Wednesday 16 August 2017

15 June 2017

After learning of the problems our baby had, the developments that weren't, there was a time when I found it difficult to grieve, difficult to think of the baby I had dreamt of, because this baby did not fit into that dream.

After learning that there were chromosomal abnormalities, it became harder still to grieve for what "might have been", as the logical part of my brain knew that it never would have.

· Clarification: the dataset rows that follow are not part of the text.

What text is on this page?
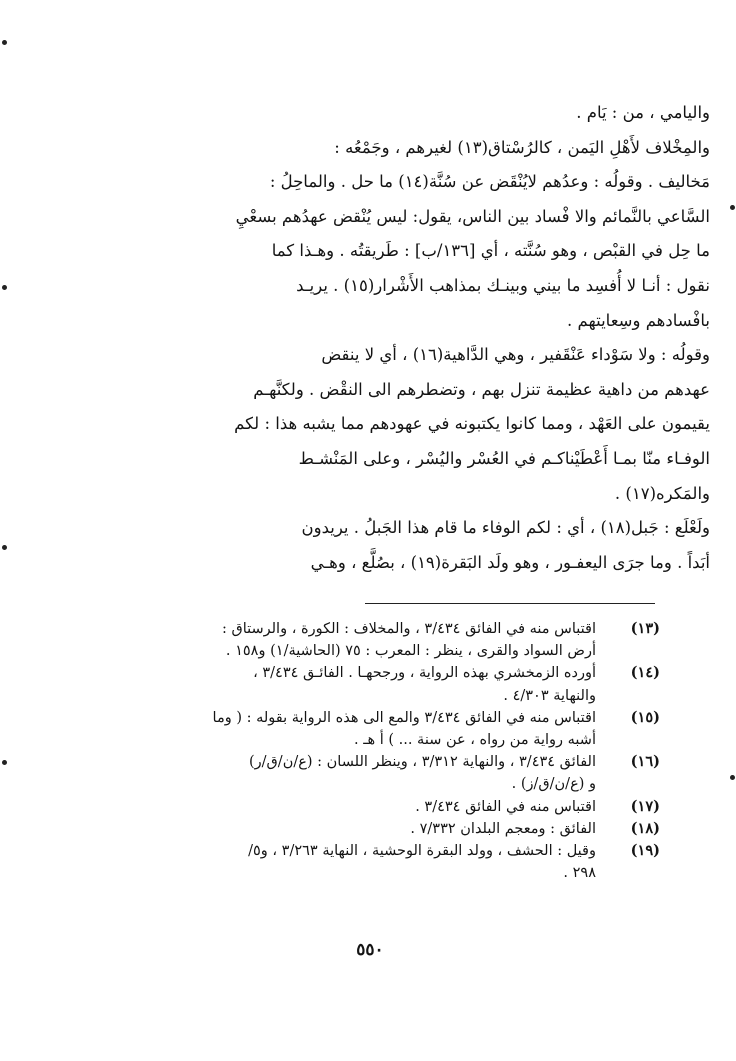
واليامي ، من : يَام .
والمِخْلاف لأَهْلِ اليَمن ، كالرُسْتاق(١٣) لغيرهم ، وجَمْعُه :
مَخاليف . وقولُه : وعدُهم لايُنْقَض عن سُنَّة(١٤) ما حل . والماحِلُ :
السَّاعي بالنَّمائم والا فْساد بين الناس، يقول: ليس يُنْقض عهدُهم بسعْيِ
ما حِل في القبْص ، وهو سُنَّته ، أي [١٣٦/ب] : طَريقتُه . وهـذا كما
نقول : أنـا لا أُفسِد ما بيني وبينـك بمذاهب الأَشْرار(١٥) . يريـد
بافْسادهم وسِعايتهم .
وقولُه : ولا سَوْداء عَنْقَفير ، وهي الدَّاهية(١٦) ، أي لا ينقض
عهدهم من داهية عظيمة تنزل بهم ، وتضطرهم الى النقْض . ولكنَّهـم
يقيمون على العَهْد ، ومما كانوا يكتبونه في عهودهم مما يشبه هذا : لكم
الوفـاء منّا بمـا أَعْطَيْناكـم في العُسْر واليُسْر ، وعلى المَنْشـط
والمَكره(١٧) .
ولَعْلَع : جَبل(١٨) ، أي : لكم الوفاء ما قام هذا الجَبلُ . يريدون
أبَداً . وما جرَى اليعفـور ، وهو ولَد البَقرة(١٩) ، بصُلَّع ، وهـي
(١٣)
اقتباس منه في الفائق ٣/٤٣٤ ، والمخلاف : الكورة ، والرستاق :
أرض السواد والقرى ، ينظر : المعرب : ٧٥ (الحاشية/١) و١٥٨ .
(١٤)
أورده الزمخشري بهذه الرواية ، ورجحهـا . الفائـق ٣/٤٣٤ ،
والنهاية ٤/٣٠٣ .
(١٥)
اقتباس منه في الفائق ٣/٤٣٤ والمع الى هذه الرواية بقوله : ( وما
أشبه رواية من رواه ، عن سنة ... ) أ هـ .
(١٦)
الفائق ٣/٤٣٤ ، والنهاية ٣/٣١٢ ، وينظر اللسان : (ع/ن/ق/ر)
و (ع/ن/ق/ز) .
(١٧)
اقتباس منه في الفائق ٣/٤٣٤ .
(١٨)
الفائق : ومعجم البلدان ٧/٣٣٢ .
(١٩)
وقيل : الحشف ، وولد البقرة الوحشية ، النهاية ٣/٢٦٣ ، و٥/
٢٩٨ .
٥٥٠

After learning that the chromosomal abnormalities were as a result of a balanced translocation, and learning that phrase, and what it really meant? Well, that actually helped me to grieve properly again. I'm not sure how or why, but it helped me to know that it wasn't random, and our child was that way for a reason. On the good days, I can think about our baby, and hope for the future, as the post-mortem helped us to find out that there was a problem, and pointed us in the direction of ways around that problem. Our child helped our future children live.

For those who have a miscarriage and never find out why, the grief will always be for what might have been. The life that could have been lived. For those who, like me, have a miscarriage and learn why, the grief changes, and although I still consider what might have been, it's now with a caveat, if it had been a different sperm. However, if that had been the case, everything would have been different, and for me, there are too many possibilities to imagine. It's like the butterfly effect, (the chaos theory, not the movie I have never seen) changing one thing changes many things, and I have to trust that this is the best possibility for me. This is true for big things, and little things.

Like: I never regret being late for work, because if I had left earlier, I might have been in the way of a car whose driver was not looking where they were going, and I would have been dead. I never regret leaving a party late, because if I had left earlier, well, number one, I would have missed the craic, and number two, I might have been in the way of a car whose driver was not looking where they were going, and I would have been dead. I like to believe that no matter how rubbish things are, for me to even consider an alternate reality, means considering one where I, or worse, those who I love, are dead, where in the current reality they are not. Perhaps it means that in my reality everyone lives for as long as they possibly can? Or perhaps it means that everyone I love lives for as long as they can in proportion to how much pain they can bear. I'd like to think that is why our baby did not survive; the pain would have been too much, and although we suffered pain, we understand why.

I will continue to have moments of "what might have been" in days when I'm in work, and would have been on maternity leave; in days when I'm visiting family, and would have been bringing a cousin for our nieces and nephew; on significant events, when I will think about the missing presence, and what that would have added.